Organ-to-Cell Multiscale Modeling of Concussion

This work will generate new scientific knowledge about how concussion occurs in the brain. Concussion is caused by impact to the head that deforms the brain. Computational models of head injury are used to study how and where the brain deforms, and how the deformation leads to concussion.

Many injury models exist to study deformation of the whole brain, or the deformation of an individual axon (nerve fiber). However, these models have not been unified to study how whole brain deformation translates down to the axonal level. This award supports research to unify brain injury models at the large, medium, and small scales.

The unified models will then be used to study brain deformations at all scales caused by real-world head impact. This process will enable a comprehensive understanding of how a head impact causes injury. In the future, the results of this work may help correlate head impact with concussion symptoms and neuroimaging findings.

The comprehensive understanding of how concussion occurs within the brain can be used to design better head protective gear, improve diagnosis of concussion, and support more precise treatment plans. Therefore, results from this award will benefit the U.S. society and eventually improve human health.
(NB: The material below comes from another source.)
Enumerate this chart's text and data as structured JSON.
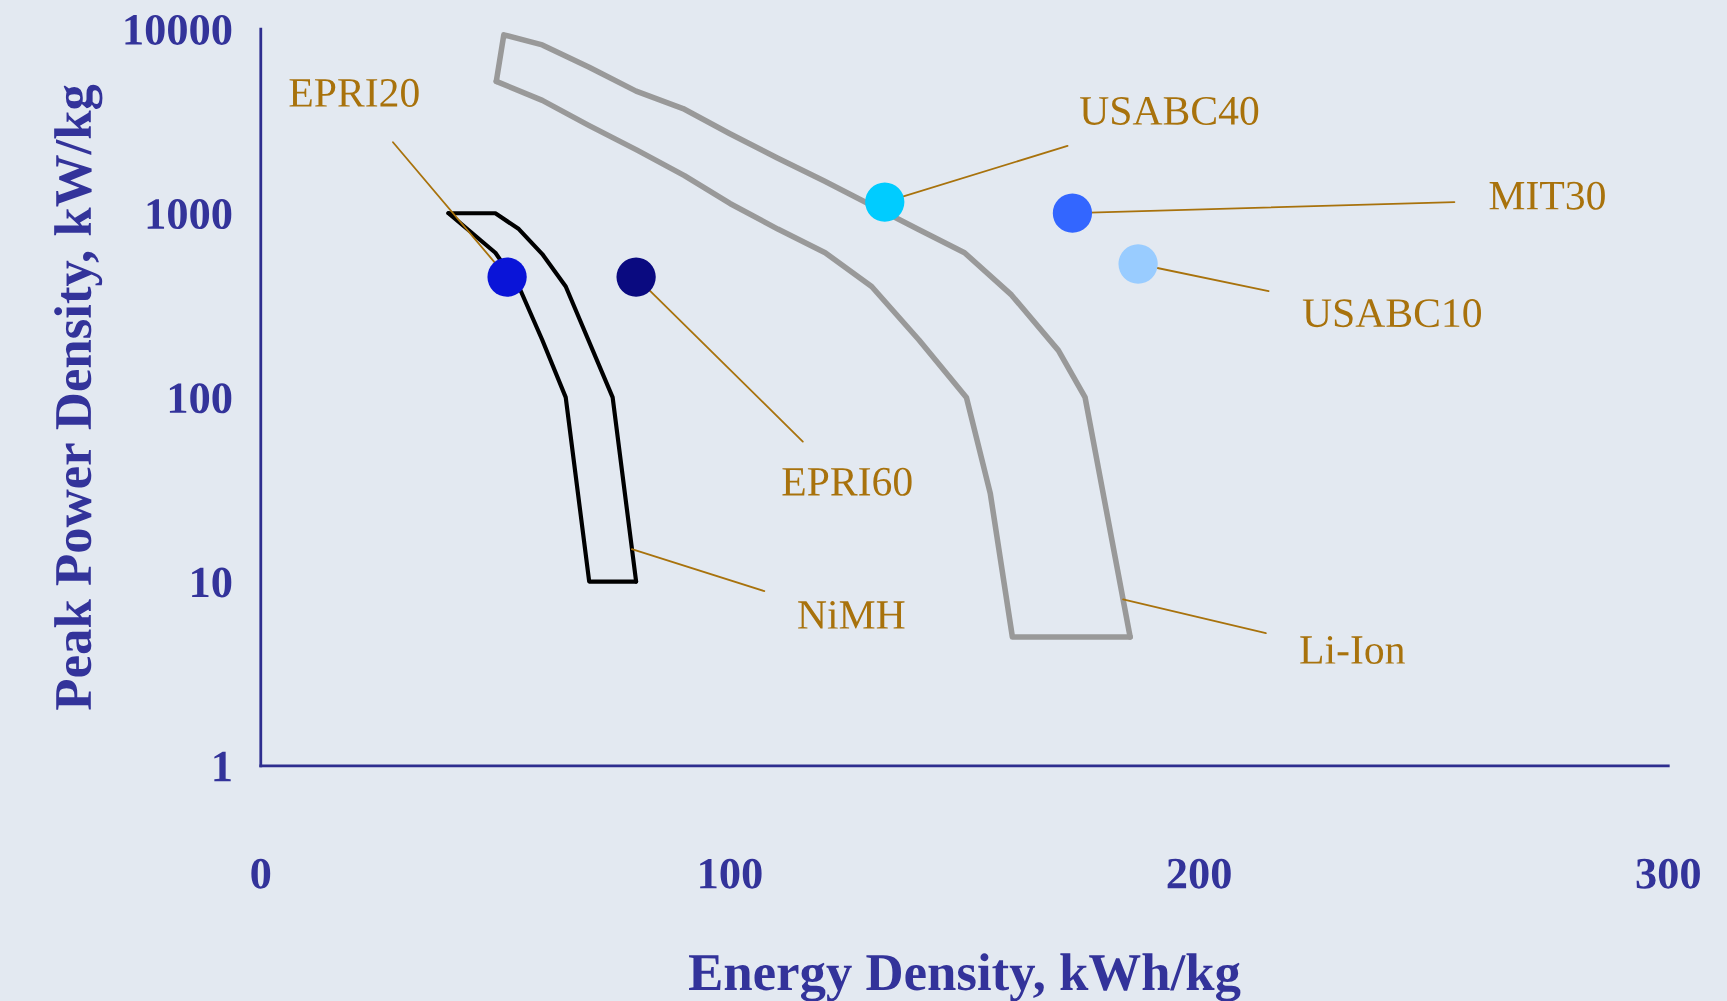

Finally, this research will help broaden participation of underrepresented groups in research and positively impact engineering education.

Concussion occurs across the length scales of the brain. Current brain injury models focus on either the whole brain or an individual axon. However, little is known about how impact-induced brain deformation is transmitted through the length scales in specific regions of the brain.

This research will fill the knowledge gap on the energy transmission process of external head impact at the macro, meso, and microscales. It will develop detailed injury models in key vulnerable brain regions. A microscale injury model will also be developed capable of adapting to local geometry.

These organ-to-cell models will then be unified through a multiscale modeling framework to provide a comprehensive understanding of the biomechanical mechanism of concussion across the length scales.

This award reflects NSF's statutory mission and has been deemed worthy of support through evaluation using the Foundation's intellectual merit and broader impacts review criteria.